What was the issue, exactly? Well, space is obviously scarce in most New York City apartments, and my historical closet size ranged between 2 and 3 feet wide. I also wanted nIcE cLoThEs so strangers would think I was in a higher social bracket than I fear I’m actually in, but could never commit to the cost because the rest of my budget disappeared in Uniqlo and Zara. The longer I lived in the city, though, the more fast fashion felt decidedly low-class, and of course it’s bad for our planet, and for the humans who need to sew it to survive.
This line of thinking, friends, is the prologue to every jaded capitalist’s fall down the rabbit hole of what we call minimalist fashion.
The obvious solution at that point was to create a life where less is more. Buying and owning fewer, but better, clothes. Not fast fashion, no no — slow fashion. Having a minimalist wardrobe (another term), if you didn’t know, is supposed to solve the world’s problems while magically opening up space for the happiness that’s been eluding you because of your big, fat, crowded closet.
Looking for like-minded folks on this journey, I chose my Instagram handle: lovewearlast. I put a ton of thought into it and, being a writer, figured I would eventually create a system or write a book based on that phrase. To only buy clothes you love, that you’ll wear, and that will last. Just another way of dressing this new minimalist ethos I was cradling and starting to adore. (I eventually hated the handle and became slowgetter instead.)
Taking cues from my new community, I posted photos of my outfits and strained for meaningful captions. I joined #10x10 challenges — you wear only 10 items of clothing over 10 days — and saw new followers. I bought clothes from “approved” brands and sold anything Zara-like on Poshmark. Other gals dropped into my DMs with a compliment, or a correction.
When a new minimalist fashion blog called “The Minimalist Wardrobe,” run by a man in Finland, started to recruit for contributors, I jumped at the chance to articulate my own perspective. I wrote articles like “Stop counting your clothes!” and “10 holiday gifts that aren’t things.” With every post, I gained hundreds more followers.
Hold up, was I becoming an influencer?
Yes. But so was everyone else. Thousands of men and women had come to the same conclusion about their closets and were flocking to Instagram to fill the void, trying to crack the influencer code by consistently posting their ootds, tagging sustainable brands, getting sponsored, producing videos, commenting on the right posts and paying services to like-farm and follow-unfollow other users. I may have paid for one of those such services.
But the glaring problem with bringing minimalist fashion to Instagram is that, really, it should be inherently minimal, i.e. hella boring. The core tenet of minimalism is that you hardly buy new things and just wear the same sh•t over and over again, right?

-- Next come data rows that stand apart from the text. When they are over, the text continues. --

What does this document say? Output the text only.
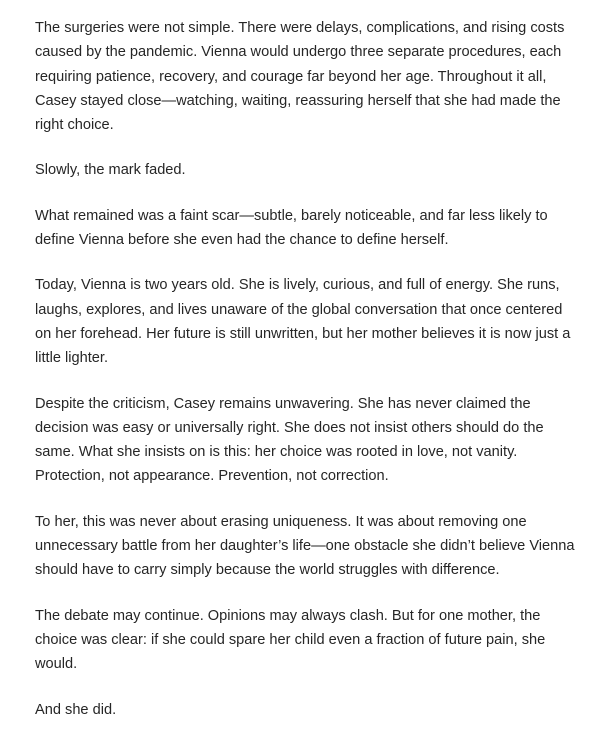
The surgeries were not simple. There were delays, complications, and rising costs caused by the pandemic. Vienna would undergo three separate procedures, each requiring patience, recovery, and courage far beyond her age. Throughout it all, Casey stayed close—watching, waiting, reassuring herself that she had made the right choice.

Slowly, the mark faded.

What remained was a faint scar—subtle, barely noticeable, and far less likely to define Vienna before she even had the chance to define herself.

Today, Vienna is two years old. She is lively, curious, and full of energy. She runs, laughs, explores, and lives unaware of the global conversation that once centered on her forehead. Her future is still unwritten, but her mother believes it is now just a little lighter.

Despite the criticism, Casey remains unwavering. She has never claimed the decision was easy or universally right. She does not insist others should do the same. What she insists on is this: her choice was rooted in love, not vanity. Protection, not appearance. Prevention, not correction.

To her, this was never about erasing uniqueness. It was about removing one unnecessary battle from her daughter’s life—one obstacle she didn’t believe Vienna should have to carry simply because the world struggles with difference.

The debate may continue. Opinions may always clash. But for one mother, the choice was clear: if she could spare her child even a fraction of future pain, she would.

And she did.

Instead, I and the rest of the community were pouring countless hours– maybe even more money than before — into making our feeds interesting enough to get more followers, more likes, more brand partnerships. Even the world’s most visible personal minimalist, Marie Kondo, had to create a line of stuff to extend her legacy.
Less is more had quickly turned into too much and never enough. I had joined a race with no finish line, and what’s worse, I was running out of content.
My saving grace ironically came in the form of an epic breakup. (You know, that “good enough” relationship I mentioned.) For the first time in a while, there was a more important problem I needed to solve, or just freaking get through.
I deactivated my account, and the room finally opened around me.